I find and replace some strange characters in xml file with text editor. with regular expression
[^u0009u000Au000Du0020-uD7FFuE000-uFFFDu10000-u10FFF]+ ---> ""
Now, I need to it in linux command line.
I ask you how to use sed or anything that same find and replacement job in linux command line.
Thank you in advance
Advertisement
Answer
You can try this :
sed 's/\u(0009|000A|000D|0020|D7FF|E000|FFFD|10000|10FFF)//g' <<< "[^u0009u000Au000Du0020-uD7FFuE000-uFFFDu10000-u10FFF]"

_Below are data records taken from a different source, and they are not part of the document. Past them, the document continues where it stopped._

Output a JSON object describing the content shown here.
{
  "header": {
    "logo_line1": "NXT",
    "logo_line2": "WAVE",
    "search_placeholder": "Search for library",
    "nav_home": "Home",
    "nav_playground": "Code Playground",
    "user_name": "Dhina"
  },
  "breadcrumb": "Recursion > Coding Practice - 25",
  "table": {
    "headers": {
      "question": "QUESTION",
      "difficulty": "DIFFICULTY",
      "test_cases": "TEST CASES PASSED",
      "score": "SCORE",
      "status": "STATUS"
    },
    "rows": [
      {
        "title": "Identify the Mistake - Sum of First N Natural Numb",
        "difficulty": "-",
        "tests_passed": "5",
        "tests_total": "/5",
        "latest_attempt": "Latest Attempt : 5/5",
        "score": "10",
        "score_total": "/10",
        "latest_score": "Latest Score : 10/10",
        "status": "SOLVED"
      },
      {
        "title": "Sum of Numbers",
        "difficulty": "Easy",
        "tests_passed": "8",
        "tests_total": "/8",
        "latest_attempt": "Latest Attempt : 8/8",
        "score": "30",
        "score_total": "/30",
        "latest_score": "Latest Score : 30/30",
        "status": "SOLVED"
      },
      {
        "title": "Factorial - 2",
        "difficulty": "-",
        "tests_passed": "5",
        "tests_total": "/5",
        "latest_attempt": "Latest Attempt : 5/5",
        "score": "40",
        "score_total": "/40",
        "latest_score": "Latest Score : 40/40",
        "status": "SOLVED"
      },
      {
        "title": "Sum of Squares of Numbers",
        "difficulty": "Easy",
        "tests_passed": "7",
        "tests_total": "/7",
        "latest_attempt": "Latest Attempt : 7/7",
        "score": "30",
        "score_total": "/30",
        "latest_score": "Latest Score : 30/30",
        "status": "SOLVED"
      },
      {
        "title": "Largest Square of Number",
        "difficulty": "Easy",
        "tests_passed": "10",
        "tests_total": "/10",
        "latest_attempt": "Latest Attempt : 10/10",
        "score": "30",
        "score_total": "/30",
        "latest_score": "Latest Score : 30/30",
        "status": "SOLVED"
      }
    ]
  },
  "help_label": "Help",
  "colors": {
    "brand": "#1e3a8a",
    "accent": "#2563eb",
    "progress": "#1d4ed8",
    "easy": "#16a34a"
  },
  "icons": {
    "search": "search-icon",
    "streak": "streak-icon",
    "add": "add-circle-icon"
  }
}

Before replacing, be sure you really want to replace this characters as some of them are tabs, newlines, spaces…
Update :
One more generic pattern based on your 4-5 hexa codes sample :
sed 's/\u[0-9A-F]{4}[0-9A-F]?//g' <<< "[^u0009u000Au000Du0020-uD7FFuE000-uFFFDu10000-u10FFF]"
will replace all u
followed by 4 or 5 hexa codes
Please note that a capitalized word (ie Foo) following a 4 hexa code string will match :
u0000Foo
will be changed to oo
as the F
of Foo will match the 5th optional hexa code.